Temos uma máquina fantástica dentro da cabeça: o cérebro. Nós pensamos que na maior parte do tempo comandamos o nosso cérebro em nossas decisões.
Mas nem sempre é assim!
Ou seja, somos guiados por circuitos internos do cérebro que nos fazem agir por hábito, estereótipos e decisões muitas vezes inconscientes.
Ou seja, o nosso cérebro nos engana quase o tempo todo.
Esse órgão é o mais importante do ser humano! Por isso, não devemos negligenciar o entendimento e cuidado com ele.
Enfim, para nos tornarmos seres humanos melhores, é necessário nutrir e exercitar melhor o cérebro.
Como uma máquina, o cérebro precisa de energia para funcionar. E ele consome muita energia: cerca de 20% do nosso oxigênio e de 15 a 20% da glicose. Em alguns casos, por exemplo, quando estamos estudando ou participando de uma discussão mais complexa, o cérebro pode chegar a gastar até 50% de todo o oxigênio disponível no corpo.
Por isso, colocar o cérebro em intensa atividade todo o tempo é o mesmo que colocar o motor de uma máquina em velocidade máxima contínua. Em algum momento vai pifar.
O cérebro possui mais conexões do que o número de estrelas em nossa galáxia. Existem de 80 a 100 bilhões de células nervosas (os chamados neurônios) e mais de 160 mil quilômetros de vasos sanguíneos no cérebro.
O cérebro é irrigado por 25% do sangue que circula em todo o corpo e ele, em repouso, produz energia suficiente para acender uma lâmpada de 25 Watts. Portanto, o cérebro faz milhões de conexões novas todos os dias, sem parar.
Conexões novas e em larga escala são energizantes porque levam as pessoas a querer agir e fazer coisas diferentes.
Todos os cérebros não são iguais. Cada ser humano tem um conjunto único de circuitos e conexões que moldam os pensamentos que temos sobre as coisas. A forma como cada um resolve um problema é muito individual e usa um caminho próprio de circuitos dentro do cérebro.
Portanto, cada ser humano é único.
Enfim, tudo o que fazemos na vida depende do nosso cérebro, por isso, precisamos mantê-lo saudável, descansado e estimulado para a nossa jornada diária.
O cérebro consegue enganar a nossa consciência! Ele é o objeto mais complexo do universo, pode até mentir para o seu dono. Descartar informações, manipular raciocínios e até inventar coisas que não existem.
O pensamento intuitivo é que nos diferencia dos robôs.

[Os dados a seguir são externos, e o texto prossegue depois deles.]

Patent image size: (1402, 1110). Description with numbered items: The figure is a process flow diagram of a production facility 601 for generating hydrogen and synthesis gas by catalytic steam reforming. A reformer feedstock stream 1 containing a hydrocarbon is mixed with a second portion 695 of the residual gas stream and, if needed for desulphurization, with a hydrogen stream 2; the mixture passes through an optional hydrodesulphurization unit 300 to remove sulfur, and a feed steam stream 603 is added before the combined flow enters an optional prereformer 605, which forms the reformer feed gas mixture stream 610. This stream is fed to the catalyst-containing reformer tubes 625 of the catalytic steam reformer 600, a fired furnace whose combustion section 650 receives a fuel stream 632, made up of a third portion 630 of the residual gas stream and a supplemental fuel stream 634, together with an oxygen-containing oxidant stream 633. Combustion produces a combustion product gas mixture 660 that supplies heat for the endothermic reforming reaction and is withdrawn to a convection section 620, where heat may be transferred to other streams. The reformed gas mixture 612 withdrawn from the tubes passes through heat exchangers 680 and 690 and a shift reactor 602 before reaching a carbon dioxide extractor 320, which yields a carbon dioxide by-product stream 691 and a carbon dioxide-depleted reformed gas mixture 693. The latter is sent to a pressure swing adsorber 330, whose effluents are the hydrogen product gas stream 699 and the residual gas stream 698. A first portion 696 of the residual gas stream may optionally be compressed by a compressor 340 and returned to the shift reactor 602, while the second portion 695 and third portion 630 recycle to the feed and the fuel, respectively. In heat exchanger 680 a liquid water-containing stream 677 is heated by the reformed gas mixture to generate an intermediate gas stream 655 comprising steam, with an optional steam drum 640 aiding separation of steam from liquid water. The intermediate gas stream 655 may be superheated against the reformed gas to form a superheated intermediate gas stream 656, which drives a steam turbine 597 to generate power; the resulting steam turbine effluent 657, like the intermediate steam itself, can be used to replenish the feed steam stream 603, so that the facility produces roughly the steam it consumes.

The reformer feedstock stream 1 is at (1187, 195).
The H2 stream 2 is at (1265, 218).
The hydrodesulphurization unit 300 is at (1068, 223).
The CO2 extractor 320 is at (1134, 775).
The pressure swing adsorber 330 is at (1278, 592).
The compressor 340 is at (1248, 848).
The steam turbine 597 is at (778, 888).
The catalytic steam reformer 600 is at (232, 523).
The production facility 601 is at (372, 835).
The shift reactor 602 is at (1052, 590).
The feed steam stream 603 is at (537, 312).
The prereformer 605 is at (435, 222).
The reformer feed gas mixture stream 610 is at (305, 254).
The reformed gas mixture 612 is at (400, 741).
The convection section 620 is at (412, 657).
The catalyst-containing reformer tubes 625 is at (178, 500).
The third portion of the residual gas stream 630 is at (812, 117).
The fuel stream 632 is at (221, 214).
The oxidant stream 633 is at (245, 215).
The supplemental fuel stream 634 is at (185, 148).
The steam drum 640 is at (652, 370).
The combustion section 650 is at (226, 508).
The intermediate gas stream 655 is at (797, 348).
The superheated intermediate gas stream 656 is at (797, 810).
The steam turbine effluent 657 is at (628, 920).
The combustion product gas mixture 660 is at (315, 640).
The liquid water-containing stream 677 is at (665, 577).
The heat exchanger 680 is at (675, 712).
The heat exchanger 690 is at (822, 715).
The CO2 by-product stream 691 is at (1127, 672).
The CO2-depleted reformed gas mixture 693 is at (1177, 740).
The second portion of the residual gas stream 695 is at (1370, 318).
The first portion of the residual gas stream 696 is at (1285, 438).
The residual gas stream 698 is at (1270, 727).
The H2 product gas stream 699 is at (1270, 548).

E é ele que permite ao cérebro processar informações na velocidade necessária.
O pensamento intuitivo está sempre presente, mesmo nas situações em que a racionalidade é supremamente importante.
O cérebro humano é o órgão do pensamento!
É interessante, também, observar que episódios alucinatórios conseguem enganar o cérebro. Quem não se lembra do filme “Uma mente brilhante” sobre a vida do genial matemático norte-americano John Nash?
Nash ganhou o Nobel de Economia em 1994. Não obstante a sua genialidade, era esquizofrênico, atormentado por visões e vozes inexistentes: alucinava. Ao final da vida, John Nash se tratou, conseguiu certo equilíbrio mental, viveu até os 82 anos e morreu em um acidente automobilístico. As alucinações não o impediram de contribuir brilhantemente para a matemática e a economia.
Na verdade, todo têm alucinações. Elas são parte da percepção sensorial normal, e não apenas o resultado de transtornos mentais ou drogas, apontam teorias científicas atuais. As alucinações podem ir e vir durante nossas vidas, em momentos de estresse ou cansaço.
Embora todos nós tenhamos alucinações “simples” em alguma medida, as alucinações “complexas” são muito mais comuns em pessoas diagnosticadas com condições psiquiátricas. Portanto, alucinações simples do dia a dia se tornam preocupantes quando começam a atrapalhar a vida normal.
Em suma, com a pesquisa e a tecnologia é bem provável que nos próximos anos vamos compreender as causas e os mecanismos que levam nossos cérebros a enganarem a nossa consciência.
“Se nosso cérebro fosse tão simples a ponto de entendê-lo, seríamos tão tolos que continuaríamos sem entendê-lo”.
Jostein Gaarder (1952), escritor e filósofo norueguês.